Opinion
March 1, 1907.
Jacob F. Miller, Max Meyer and W.G. Phlippeau, for the appellant.
John E. Van Nostrand and E.V.B. Getty, for the respondents.
Judgment affirmed, with costs, on the opinion of Mr. Justice WILMOT M. SMITH.
WOODWARD, JENKS, HOOKER, RICH and MILLER, JJ., concurred.
The following is the opinion of Mr. Justice WILMOT M. SMITH:
If the entire devise of the premises in question was invalid because of the lack of capacity of all the beneficiaries for whose benefit the devise was made to take the same, there can be no question that the trust estate and power of sale given the executors would also fail, because the object for which these provisions of the will were made had failed. ( Jones v. Kelly, 170 N.Y. 401.)
In the case under consideration a devise of a portion of the premises was valid, so that the trust estate and power of sale attempted to be created by the will, so far as they concerned the portion of the premises so devised, were valid.

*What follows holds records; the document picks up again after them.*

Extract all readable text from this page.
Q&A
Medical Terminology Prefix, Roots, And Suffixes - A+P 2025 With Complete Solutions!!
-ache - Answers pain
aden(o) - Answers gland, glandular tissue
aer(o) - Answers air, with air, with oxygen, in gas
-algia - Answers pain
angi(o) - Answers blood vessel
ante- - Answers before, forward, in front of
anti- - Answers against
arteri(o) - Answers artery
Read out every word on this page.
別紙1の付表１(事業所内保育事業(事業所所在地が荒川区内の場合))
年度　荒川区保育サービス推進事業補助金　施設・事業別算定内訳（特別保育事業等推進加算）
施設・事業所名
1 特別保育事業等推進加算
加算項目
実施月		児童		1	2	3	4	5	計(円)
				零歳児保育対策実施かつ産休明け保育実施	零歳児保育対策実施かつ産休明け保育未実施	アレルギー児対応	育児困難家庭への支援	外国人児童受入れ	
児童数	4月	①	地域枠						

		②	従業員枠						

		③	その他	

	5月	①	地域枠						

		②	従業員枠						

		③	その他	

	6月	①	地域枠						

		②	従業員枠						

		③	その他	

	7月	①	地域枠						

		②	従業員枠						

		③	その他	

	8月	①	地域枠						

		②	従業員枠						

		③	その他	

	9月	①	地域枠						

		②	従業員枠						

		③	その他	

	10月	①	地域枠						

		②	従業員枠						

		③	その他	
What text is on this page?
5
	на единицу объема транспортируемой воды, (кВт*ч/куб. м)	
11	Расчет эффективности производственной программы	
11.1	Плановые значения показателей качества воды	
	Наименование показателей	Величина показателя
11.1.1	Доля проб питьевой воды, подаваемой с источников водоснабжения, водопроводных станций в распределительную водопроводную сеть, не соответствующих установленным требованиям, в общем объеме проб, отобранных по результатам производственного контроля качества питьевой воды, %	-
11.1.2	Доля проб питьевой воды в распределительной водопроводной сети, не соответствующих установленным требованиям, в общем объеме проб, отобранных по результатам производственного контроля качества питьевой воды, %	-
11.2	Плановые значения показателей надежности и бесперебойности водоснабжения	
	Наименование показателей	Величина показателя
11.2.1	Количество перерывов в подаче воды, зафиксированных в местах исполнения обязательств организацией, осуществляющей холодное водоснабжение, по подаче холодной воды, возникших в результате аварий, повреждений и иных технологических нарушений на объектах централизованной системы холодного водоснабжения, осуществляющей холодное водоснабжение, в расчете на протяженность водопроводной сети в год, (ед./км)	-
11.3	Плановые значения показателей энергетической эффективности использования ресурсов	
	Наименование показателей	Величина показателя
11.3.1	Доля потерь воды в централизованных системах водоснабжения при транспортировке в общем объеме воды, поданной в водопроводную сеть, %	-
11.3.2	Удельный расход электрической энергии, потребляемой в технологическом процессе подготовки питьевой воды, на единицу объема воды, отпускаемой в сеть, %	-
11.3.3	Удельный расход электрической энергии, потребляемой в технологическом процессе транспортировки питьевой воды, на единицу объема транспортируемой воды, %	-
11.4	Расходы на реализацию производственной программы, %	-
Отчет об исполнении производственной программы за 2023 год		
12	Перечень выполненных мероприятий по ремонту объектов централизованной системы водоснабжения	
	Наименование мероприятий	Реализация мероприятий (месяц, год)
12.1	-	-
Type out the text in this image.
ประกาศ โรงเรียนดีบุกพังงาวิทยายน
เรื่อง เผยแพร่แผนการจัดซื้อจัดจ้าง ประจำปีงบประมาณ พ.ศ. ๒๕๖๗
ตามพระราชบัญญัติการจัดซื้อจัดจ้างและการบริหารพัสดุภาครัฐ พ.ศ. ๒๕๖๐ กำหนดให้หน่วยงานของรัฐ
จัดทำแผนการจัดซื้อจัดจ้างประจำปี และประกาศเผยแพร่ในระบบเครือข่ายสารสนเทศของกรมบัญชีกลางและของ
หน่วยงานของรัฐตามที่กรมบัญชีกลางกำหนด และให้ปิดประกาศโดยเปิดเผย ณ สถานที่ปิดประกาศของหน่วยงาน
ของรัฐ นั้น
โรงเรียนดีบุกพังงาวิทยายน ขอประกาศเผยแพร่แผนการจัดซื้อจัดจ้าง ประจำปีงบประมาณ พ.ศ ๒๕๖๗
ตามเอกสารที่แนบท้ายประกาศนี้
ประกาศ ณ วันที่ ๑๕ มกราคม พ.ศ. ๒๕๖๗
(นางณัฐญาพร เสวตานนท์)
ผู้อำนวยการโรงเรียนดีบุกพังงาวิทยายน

A person who takes as heir at law premises which descended to him as intestate property by reason of the failure of the testator to make a valid disposition thereof by his will, takes such property subject to any burden imposed thereon by the necessity of carrying out to the best advantage the valid provisions of the will. ( Downing v. Marshall, 4 Abb. Ct. App. Dec. 662.)
In Jones v. Kelly ( supra) Chief Judge PARKER recognizes this principle in his opinion (at p. 409), where he says, "the real estate may be so situated as to require a sale of all of it in order to execute the valid portions of the will, and thus it will be turned into money in fact, but for the purposes of disposition under the statute as intestate property it will retain its character as real estate."
I must assume in this case, in the absence of evidence to the contrary, that the land in question was so situated as to require a sale of all of it in order to enable the executors to execute the valid devises of a portion of it to the best advantage of the devisees.
I, therefore, decide that the executors had authority to sell the whole premises in order to carry out the valid devises of a portion thereof, and that the plaintiff took the premises subject to the burden that such power of sale might be properly exercised, and that she is entitled only to her share of the proceeds of the sale, taking the same with its character as real estate unchanged by its conversion into money.
It follows that the complaint should be dismissed upon the merits, with costs.